Finanzviertel verboten

Nicht zu fassen. Heute habe ich tatsächlich wie ein normaler, vernünftiger Mensch zu Mittag gegessen. Tomate, Mozzarella und Kräuterbaguette. Zugegeben, das ist ausbaufähig. Aber egal. Was ich eigentlich schreiben will, ist Folgendes.
Letzte Woche, zwar fielen die Temperaturen nachts bis auf ein paar wenige Grad, verschlug es einen Fotografen und mich wieder in die Stadt. Die erste Frühlingsluft und die Gewissheit, dass ich bald wieder abreise, trieben uns zur abendlich kühlen Aktfotografie. Wie geplant, im Bankenviertel von Stuttgart.
Gut beleuchtet und protzig liegen also die Bankgebäude vor uns, strahlen und schimmern wie poliert. Perfekt. Es weht ein wenig zu kühl fürs Nacktsein, aber ich weiß, dass ich das ein oder zwei Stunden durchhalte. Nach nur siebzehn Aufnahmen werden wir unterbrochen. Ein Wachmann. Ich trage zum Glück, oder vielleicht war es auch Pech, gerade den Mantel des Fotografen. Fotografieren und Filmen, heißt es von Seiten des Wachmanns, sei auf dem gesamten Bankgelände verboten. Er beäugt währenddessen unsere Requisiten, einen Putzeimer, Besen, einen Motorradhelm, die Thermoskanne, und meine Beine. Raffinierte Gangster oder ziemliche Spinner, denkt er vielleicht. Oder er denkt gar nichts, weil er solche Hampelmänner öfter sieht. Nein, eigentlich sieht er aus, als habe er das Denken auf später verschoben und mache jetzt erstmal seinen Job. Das nehme ich ihm nicht einmal übel. Sachlich und knapp verweist er uns des Ortes. Ich hätte ihn noch gerne nach dem Grund des Verbotes gefragt, er schaut aber so finster, deshalb lasse ich es. Die Banken sind also, denken wir, wenigstens für diesen Abend, gestorben. Es werden imposante, leuchtende Riesen gebaut und keiner darf sie fotografieren.

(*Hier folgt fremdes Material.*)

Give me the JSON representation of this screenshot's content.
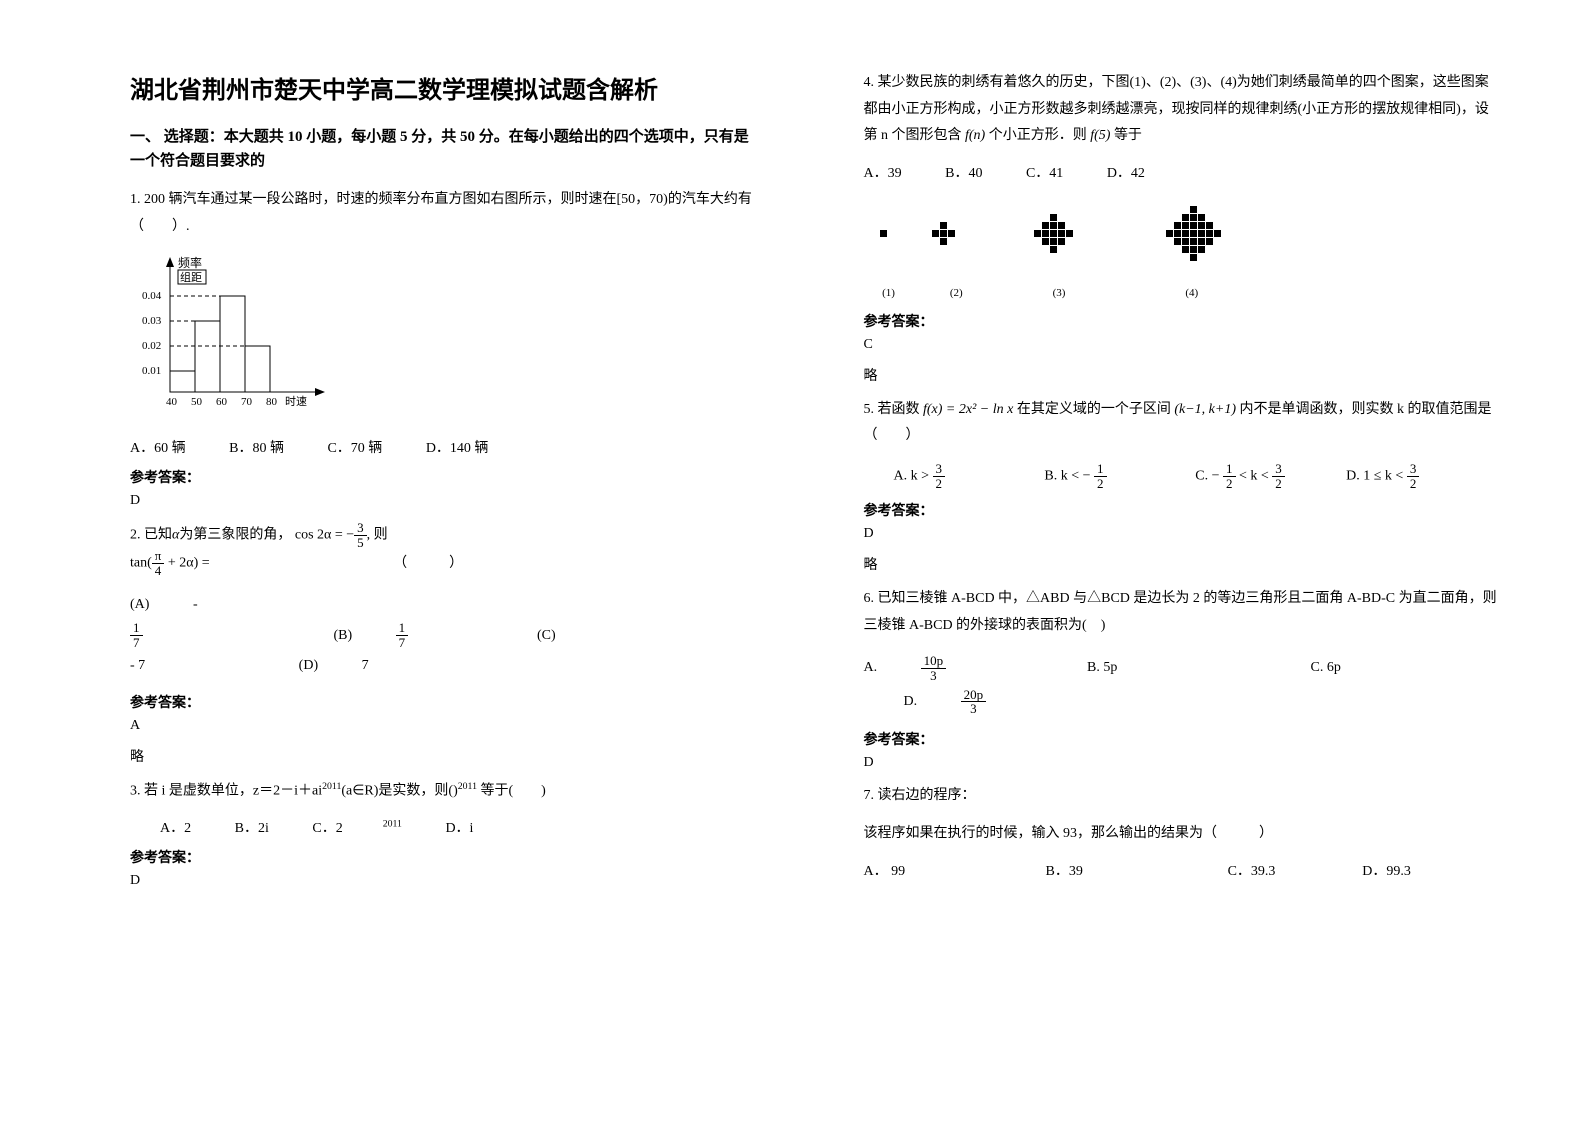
{
  "title": "湖北省荆州市楚天中学高二数学理模拟试题含解析",
  "section1": "一、 选择题：本大题共 10 小题，每小题 5 分，共 50 分。在每小题给出的四个选项中，只有是一个符合题目要求的",
  "q1": {
    "stem": "1. 200 辆汽车通过某一段公路时，时速的频率分布直方图如右图所示，则时速在[50，70)的汽车大约有（　　）.",
    "hist": {
      "y_label_top": "频率",
      "y_label_sub": "组距",
      "y_ticks": [
        "0.04",
        "0.03",
        "0.02",
        "0.01"
      ],
      "x_ticks": [
        "40",
        "50",
        "60",
        "70",
        "80"
      ],
      "x_label": "时速",
      "bars": [
        0.01,
        0.03,
        0.04,
        0.02
      ],
      "bar_color": "#ffffff",
      "border_color": "#000000",
      "dash_color": "#000000"
    },
    "opts": {
      "A": "A．60 辆",
      "B": "B．80 辆",
      "C": "C．70 辆",
      "D": "D．140 辆"
    },
    "ans_label": "参考答案：",
    "ans": "D"
  },
  "q2": {
    "prefix": "2. 已知",
    "alpha": "α",
    "mid1": "为第三象限的角，",
    "cos_lhs": "cos 2α = ",
    "cos_frac_n": "3",
    "cos_frac_d": "5",
    "mid2": ", 则",
    "tan_expr_pre": "tan(",
    "tan_frac_n": "π",
    "tan_frac_d": "4",
    "tan_expr_post": " + 2α) = ",
    "paren": "（　　　）",
    "opts": {
      "A_pre": "(A) ",
      "A_n": "1",
      "A_d": "7",
      "A_sign": "- ",
      "B_pre": "(B) ",
      "B_n": "1",
      "B_d": "7",
      "C": "(C)",
      "C_val": "- 7",
      "D_pre": "(D) ",
      "D_val": "7"
    },
    "ans_label": "参考答案：",
    "ans": "A",
    "note": "略"
  },
  "q3": {
    "stem": "3. 若 i 是虚数单位，z＝2－i＋ai",
    "sup1": "2011",
    "stem2": "(a∈R)是实数，则()",
    "sup2": "2011",
    "stem3": " 等于(　　)",
    "opts": {
      "A": "A．2",
      "B": "B．2i",
      "C_pre": "C．2",
      "C_sup": "2011",
      "D": "D．i"
    },
    "ans_label": "参考答案：",
    "ans": "D"
  },
  "q4": {
    "stem": "4. 某少数民族的刺绣有着悠久的历史，下图(1)、(2)、(3)、(4)为她们刺绣最简单的四个图案，这些图案都由小正方形构成，小正方形数越多刺绣越漂亮，现按同样的规律刺绣(小正方形的摆放规律相同)，设第 n 个图形包含",
    "fn": " f(n) ",
    "stem2": "个小正方形．则",
    "f5": " f(5) ",
    "stem3": "等于",
    "opts": {
      "A": "A．39",
      "B": "B．40",
      "C": "C．41",
      "D": "D．42"
    },
    "patterns": {
      "color": "#000000",
      "cell": 8,
      "labels": [
        "(1)",
        "(2)",
        "(3)",
        "(4)"
      ]
    },
    "ans_label": "参考答案：",
    "ans": "C",
    "note": "略"
  },
  "q5": {
    "stem_pre": "5. 若函数 ",
    "fx": "f(x) = 2x² − ln x",
    "stem_mid": " 在其定义域的一个子区间 ",
    "interval": "(k−1, k+1)",
    "stem_post": " 内不是单调函数，则实数 k 的取值范围是（　　）",
    "opts": {
      "A_pre": "A.",
      "A_expr_l": "k > ",
      "A_n": "3",
      "A_d": "2",
      "B_pre": "B.",
      "B_expr_l": "k < − ",
      "B_n": "1",
      "B_d": "2",
      "C_pre": "C.",
      "C_l_sign": "− ",
      "C_l_n": "1",
      "C_l_d": "2",
      "C_mid": " < k < ",
      "C_r_n": "3",
      "C_r_d": "2",
      "D_pre": "D.",
      "D_l": "1 ≤ k < ",
      "D_n": "3",
      "D_d": "2"
    },
    "ans_label": "参考答案：",
    "ans": "D",
    "note": "略"
  },
  "q6": {
    "stem": "6. 已知三棱锥 A-BCD 中，△ABD 与△BCD 是边长为 2 的等边三角形且二面角 A-BD-C 为直二面角，则三棱锥 A-BCD 的外接球的表面积为(　)",
    "opts": {
      "A_pre": "A. ",
      "A_n": "10p",
      "A_d": "3",
      "B": "B. 5p",
      "C": "C. 6p",
      "D_pre": "D. ",
      "D_n": "20p",
      "D_d": "3"
    },
    "ans_label": "参考答案：",
    "ans": "D"
  },
  "q7": {
    "stem": "7. 读右边的程序：",
    "stem2": "该程序如果在执行的时候，输入 93，那么输出的结果为（　　　）",
    "opts": {
      "A": "A． 99",
      "B": "B．39",
      "C": "C．39.3",
      "D": "D．99.3"
    }
  },
  "colors": {
    "text": "#000000",
    "bg": "#ffffff"
  }
}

Zuflucht, denn Aufgeben war keine Option, fanden wir, nach kurzer Fahrt, bei Daimler Benz. Reflektierender Lack, große Scheiben, Holzterrasse, nicht schlecht. Die Temperatur war noch auszuhalten. Auf der Holzterrasse standen aufgepumpte Geländewagen, hinter den Scheiben teures Blech in vielen anderen Formen. Hätte nur diese eine silberne Karosse noch etwas näher am Fenster gestanden! Sollten wir den Pförtner vielleicht fragen, ob er uns möglicherweise diesen einen Wagen … drei Meter nach vorn? Ja, dorthin. Wunderbar, danke.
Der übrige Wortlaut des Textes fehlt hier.